36 – Libertà di opinione (10.10.04)

Il Pensiero della settimana n. 36 

 

Vi  fu un tempo in cui la regola era di identificare l’errore e l’errante. Per far questo occorreva  che ci fosse un’autorità che stabiliva in maniera indiscutibile che cosa fosse il vero e che punisse inflessibilmente chi la pensava in altro modo. Nell’età contemporanea questo meccanismo non ha cessato di operare all’interno di varie comunità  religiose o di stati autoritari e totalitari. Tuttavia resta un apporto qualificante della moderna cultura occidentale denunciare l’orrore di questa equazione. La grande replica a essa fu la libertà di pensiero. All’origine questa proclamazione riposava su una fiducia altissima nella capacità della mente umana di cogliere il vero. Allora la mancanza di dimensione coercitiva nell’ambito del pensare dipendeva dalla convinzione che la verità si garantisse da sola. La certezza spinoziana stando alla quale veritas est index sui et falsi escludeva  vuoi il principio di autorità e di coercizione, vuoi la proliferazione senza freni dei punti di vista.

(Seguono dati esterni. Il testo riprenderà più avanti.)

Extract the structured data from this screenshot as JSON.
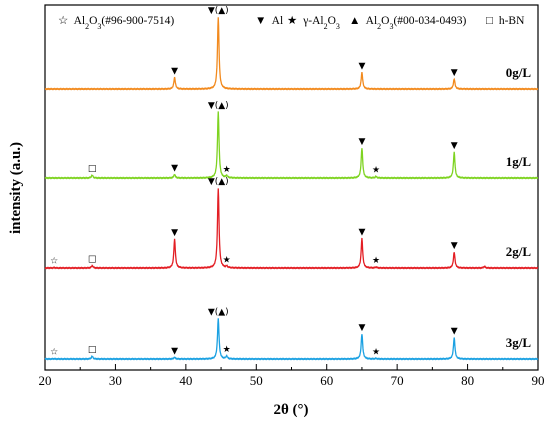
{
  "chart_data": {
    "type": "line",
    "xlabel": "2θ (°)",
    "ylabel": "intensity (a.u.)",
    "xlim": [
      20,
      90
    ],
    "x_ticks": [
      "20",
      "30",
      "40",
      "50",
      "60",
      "70",
      "80",
      "90"
    ],
    "grid": false,
    "legend": {
      "placement": "top",
      "items": [
        {
          "symbol": "☆",
          "pre": "Al",
          "sub1": "2",
          "mid": "O",
          "sub2": "3",
          "post": "(#96-900-7514)"
        },
        {
          "symbol": "▼",
          "text": "Al"
        },
        {
          "symbol": "★",
          "pre": "γ-Al",
          "sub1": "2",
          "mid": "O",
          "sub2": "3",
          "post": ""
        },
        {
          "symbol": "▲",
          "pre": "Al",
          "sub1": "2",
          "mid": "O",
          "sub2": "3",
          "post": "(#00-034-0493)"
        },
        {
          "symbol": "□",
          "text": "h-BN"
        }
      ]
    },
    "peak_width": 0.13,
    "series": [
      {
        "name": "0g/L",
        "color": "#F28A1E",
        "peaks": [
          [
            38.4,
            0.16
          ],
          [
            44.6,
            1.0
          ],
          [
            65.0,
            0.23
          ],
          [
            78.1,
            0.14
          ]
        ],
        "markers": [
          {
            "x": 38.4,
            "symbol": "▼"
          },
          {
            "x": 44.6,
            "symbol": "▼(▲)"
          },
          {
            "x": 65.0,
            "symbol": "▼"
          },
          {
            "x": 78.1,
            "symbol": "▼"
          }
        ]
      },
      {
        "name": "1g/L",
        "color": "#7ED321",
        "peaks": [
          [
            26.7,
            0.04
          ],
          [
            38.4,
            0.05
          ],
          [
            44.6,
            0.92
          ],
          [
            45.8,
            0.03
          ],
          [
            65.0,
            0.42
          ],
          [
            67.0,
            0.02
          ],
          [
            78.1,
            0.36
          ]
        ],
        "markers": [
          {
            "x": 26.7,
            "symbol": "□"
          },
          {
            "x": 38.4,
            "symbol": "▼"
          },
          {
            "x": 44.6,
            "symbol": "▼(▲)"
          },
          {
            "x": 45.8,
            "symbol": "★"
          },
          {
            "x": 65.0,
            "symbol": "▼"
          },
          {
            "x": 67.0,
            "symbol": "★"
          },
          {
            "x": 78.1,
            "symbol": "▼"
          }
        ]
      },
      {
        "name": "2g/L",
        "color": "#E31E24",
        "peaks": [
          [
            21.3,
            0.005
          ],
          [
            26.7,
            0.03
          ],
          [
            38.4,
            0.36
          ],
          [
            44.6,
            1.0
          ],
          [
            45.8,
            0.02
          ],
          [
            65.0,
            0.37
          ],
          [
            67.0,
            0.01
          ],
          [
            78.1,
            0.2
          ],
          [
            82.4,
            0.02
          ]
        ],
        "markers": [
          {
            "x": 21.3,
            "symbol": "☆"
          },
          {
            "x": 26.7,
            "symbol": "□"
          },
          {
            "x": 38.4,
            "symbol": "▼"
          },
          {
            "x": 44.6,
            "symbol": "▼(▲)"
          },
          {
            "x": 45.8,
            "symbol": "★"
          },
          {
            "x": 65.0,
            "symbol": "▼"
          },
          {
            "x": 67.0,
            "symbol": "★"
          },
          {
            "x": 78.1,
            "symbol": "▼"
          }
        ]
      },
      {
        "name": "3g/L",
        "color": "#1BA1E2",
        "peaks": [
          [
            21.3,
            0.005
          ],
          [
            26.7,
            0.05
          ],
          [
            38.4,
            0.03
          ],
          [
            44.6,
            0.72
          ],
          [
            45.8,
            0.05
          ],
          [
            65.0,
            0.45
          ],
          [
            67.0,
            0.01
          ],
          [
            78.1,
            0.38
          ]
        ],
        "markers": [
          {
            "x": 21.3,
            "symbol": "☆"
          },
          {
            "x": 26.7,
            "symbol": "□"
          },
          {
            "x": 38.4,
            "symbol": "▼"
          },
          {
            "x": 44.6,
            "symbol": "▼(▲)"
          },
          {
            "x": 45.8,
            "symbol": "★"
          },
          {
            "x": 65.0,
            "symbol": "▼"
          },
          {
            "x": 67.0,
            "symbol": "★"
          },
          {
            "x": 78.1,
            "symbol": "▼"
          }
        ]
      }
    ]
  }
}
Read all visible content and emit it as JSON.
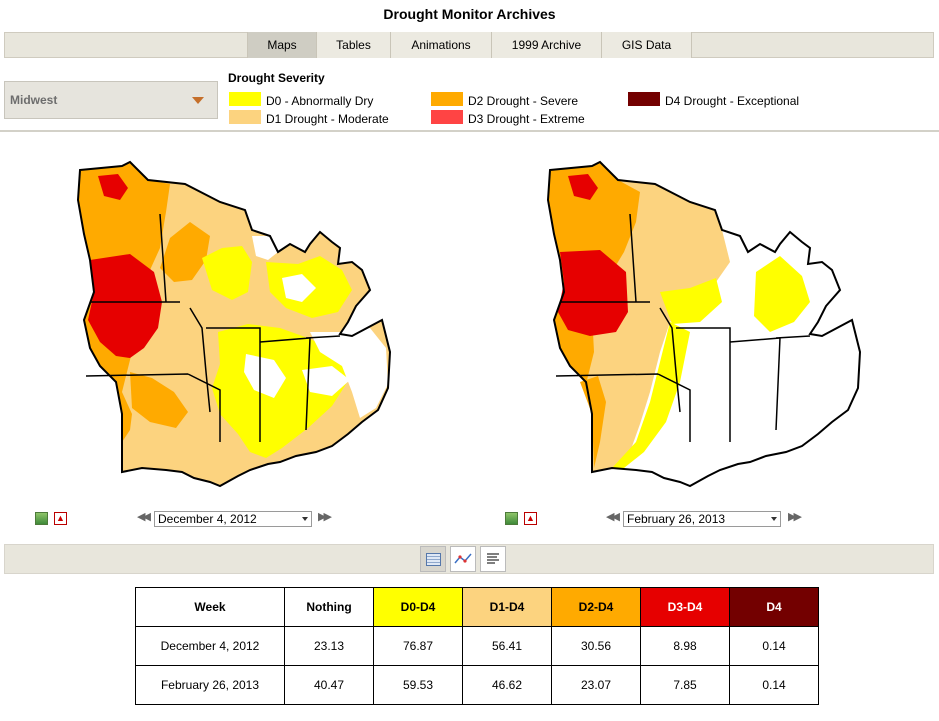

La cultura occidentale varcando le soglie della contemporaneità e incrociandosi con il mondo intero ha via via perduto la fiducia che la ragione possa giungere a un vero garantito solo da se stesso. Perciò addolora, ma non sorprende, constatare che in più ambiti si sia fatto, con forme dirette o subdole, di nuovo ricorso all’autorità per imporre un proprio punto di vista. È all’opera però soprattutto un’altra tendenza. Essa sostiene che non vi è altra via rispettosa della dignità umana che concedere a ciascuno di pensare a proprio modo e di esprimersi liberamente. Rispetto alla violenza della repressione quest’ultima alternativa appare una via più ampia e ariosa. Non la si può banalizzare. Tuttavia se  ne vedono sempre più i limiti. Tra essi uno risulta  lampante: dove a tutti è concesso di dire la propria su un piano di sedicente parità chi prevale è per forza colui che è dotato della voce più grossa. Perché questo esito si attui non occorre esercitare alcuna violenta  repressione. Per raggiungere lo scopo basta monopolizzare la comunicazione. Intesa in questa prospettiva la libertà di pensiero opera pressappoco nel modo seguente: se è un diritto di tutti esprimere ciò che si pensa è offensivo discutere sulla pertinenza delle convinzioni di ciascuno, occorre infatti rispettare quelle di tutti; dunque per prevalere non bisogna far affidamento su argomenti e su una aperta discussione, per conseguire la meta basta rivolgersi alla capacità di persuasione, ovverosia affermare con la pratica (ancor prima che con la teoria) che il medium è il messaggio. Date le premesse, non stupisce prendere atto che la forma per eccellenza del discutere sia, tanto sul piccolo schermo quanto nei festival culturali, quella del talk show, espressione in cui il secondo termine fagocita dentro di sé il primo.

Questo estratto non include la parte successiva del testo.